C’était un bulletin PCB et j’ai adhéré au PCB même si, fondamentalement, je me sentais toujours proche de LO. Mes rapports avec des militants de LO m’ont permis d’amener quelques sympathisants LO (des étudiants de l’ULB essentiellement) sur le projet. Il ne s’agissait pas pour moi « d’infiltrer » le PC liégeois ou de faire de « l’entrisme » pour le compte de LO. Simplement, comme communiste, à Liège, ces sections du PCB étaient à mes yeux la seule possibilité pour faire un véritable travail de classe. C’est ainsi que « La voix des travailleurs » a vu le jour.
Clarté : Combien de temps le PCB liégeois a-t-il assumé politiquement le bulletin ?
L. : Pendant deux ans. Les premières pressions sont venues de la FGTB, puis, du PC. Le clash de VW a été invoqué contre le bulletin, et là aussi, les partisans de « Gauche Unie » (opposé aux partisans d’un vrai parti communiste) voyaient dans ce bulletin critique un obstacle. La direction du PC a mis toute l’équipe en demeure de choisir : soit arrêter le bulletin, soit quitter le PC.
J’ai refusé d’arrêter le bulletin et ai été expulsé du PC en 97. Les autres ont profité du fait que la discipline du PC, à Liège, est très relative. De fait, la direction s’est contentée de déclarations de principe, sans trop se soucier de leur application. Pratiquement, le noyau est resté au PC et a continué à produire et diffuser le journal... Comme le PC ne milite plus (pas seulement dans la classe : en général), les gens proches du PC qui collaborent au bulletin vivent cette double engagement sans contradiction : on a sa carte au PC parce que, traditionnellement, c’est le parti auquel on appartient, mais le travail militant se fait au bénéfice du bulletin.
Le travail a donc continué sans l’étiquette PC. Le journal s’appelait alors « bulletin communiste de Cockerill-Sambre » puis « bulletin de militants communistes et de travailleurs ». En plus du noyau, il y avait une série de travailleurs qui filaient les infos. Des délégués de lutte de classe nous contactaient parce qu’ils avaient intérêts à ce que telle ou telle info passe. Et il y avait des sympathisants qui se fichaient un peu de savoir ce que nous allions faire de l’info, mais qui nous la communiquaient volontiers quand nous la leur demandions.
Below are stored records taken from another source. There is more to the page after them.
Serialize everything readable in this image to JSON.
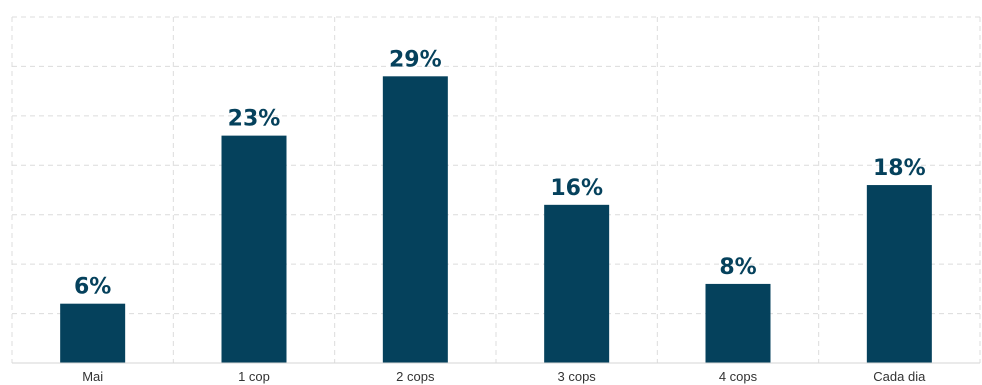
{
  "chart_data": {
    "type": "bar",
    "categories": [
      "Mai",
      "1 cop",
      "2 cops",
      "3 cops",
      "4 cops",
      "Cada dia"
    ],
    "values": [
      6,
      23,
      29,
      16,
      8,
      18
    ],
    "data_labels": [
      "6%",
      "23%",
      "29%",
      "16%",
      "8%",
      "18%"
    ],
    "title": "",
    "xlabel": "",
    "ylabel": "",
    "ylim": [
      0,
      35
    ],
    "grid": true,
    "legend": "none",
    "bar_color": "#05415c",
    "label_color": "#05415c"
  }
}
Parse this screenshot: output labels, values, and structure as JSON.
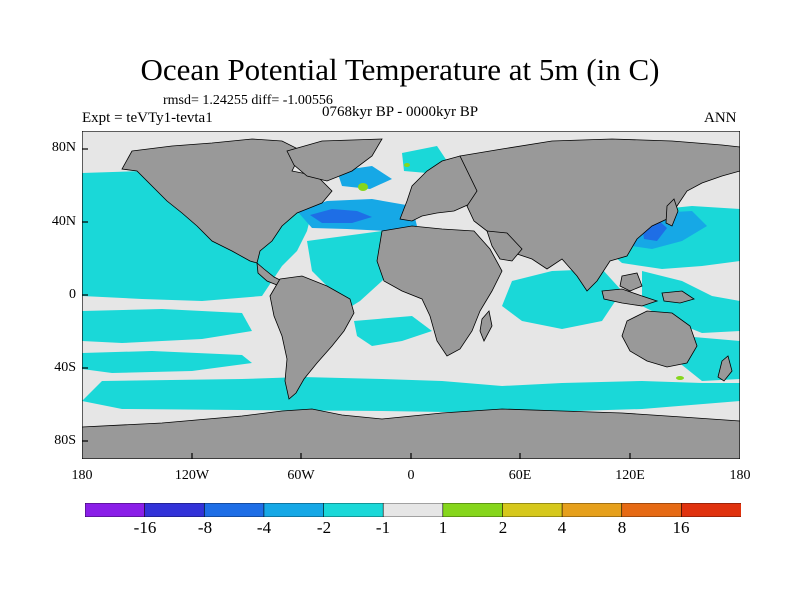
{
  "title": "Ocean Potential Temperature at 5m (in C)",
  "stats": "rmsd= 1.24255  diff= -1.00556",
  "experiment": "Expt = teVTy1-tevta1",
  "period": "0768kyr BP - 0000kyr BP",
  "season": "ANN",
  "y_axis": {
    "ticks": [
      "80N",
      "40N",
      "0",
      "40S",
      "80S"
    ]
  },
  "x_axis": {
    "ticks": [
      "180",
      "120W",
      "60W",
      "0",
      "60E",
      "120E",
      "180"
    ]
  },
  "colorbar": {
    "labels": [
      "-16",
      "-8",
      "-4",
      "-2",
      "-1",
      "1",
      "2",
      "4",
      "8",
      "16"
    ],
    "colors": [
      "#8a1ee8",
      "#3232d8",
      "#1e6ee6",
      "#16a8e6",
      "#1ad8d8",
      "#e6e6e6",
      "#86d61c",
      "#d6c81c",
      "#e6a01c",
      "#e66a14",
      "#e0320e"
    ]
  },
  "map_colors": {
    "land": "#999999",
    "ocean_neutral": "#e6e6e6",
    "cool_1": "#1ad8d8",
    "cool_2": "#16a8e6",
    "cool_3": "#1e6ee6",
    "warm_1": "#86d61c"
  }
}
Clarté : Quel était l’ampleur de ce noyau ?
L. : Nous avons compté jusqu’à quinze personnes dans l’entreprise, plus tous les extérieurs : les étudiants proches de LO dont j’ai déjà parlé, les prépensionnés et les pensionnés, mais aussi des communistes étrangers notamment des Iraniens du OGFPI, du Komala, et du PCOI.
Clarté : La forme du bulletin est toujours restée la même ?
L. : Oui : un édito de politique générale au recto, et des nouvelles de l’entreprise au verso, et le tout paraissant tous les 15 jours.
Clarté : Ce bulletin avait-il eu un précédent à Cockerill ?
L. : Pas sur ce modèle, mais le PC a eu longtemps une vraie section d’usine (une section de parti tout à fait indépendante de l’appareil syndical) à Cockerill, et cette section avait son propre bulletin jusque dans les années 80. La grande crise de la sidérurgie en 85-86 a liquidé cela.
Dans les années ’70, l’UCMLB intervenait régulièrement avec des diffs de tracts « de base », sur une ligne très anti-syndicale. PTB intervenait lui aussi de l’extérieur avec des tracts.
Clarté : Comment ce projet a-t-il évolué ?
L. : Il y a eu des ruptures en série qui a provoqué le désengagement des extérieurs proches de LO et mon propre éloignement d’avec LO et les groupes trotskistes.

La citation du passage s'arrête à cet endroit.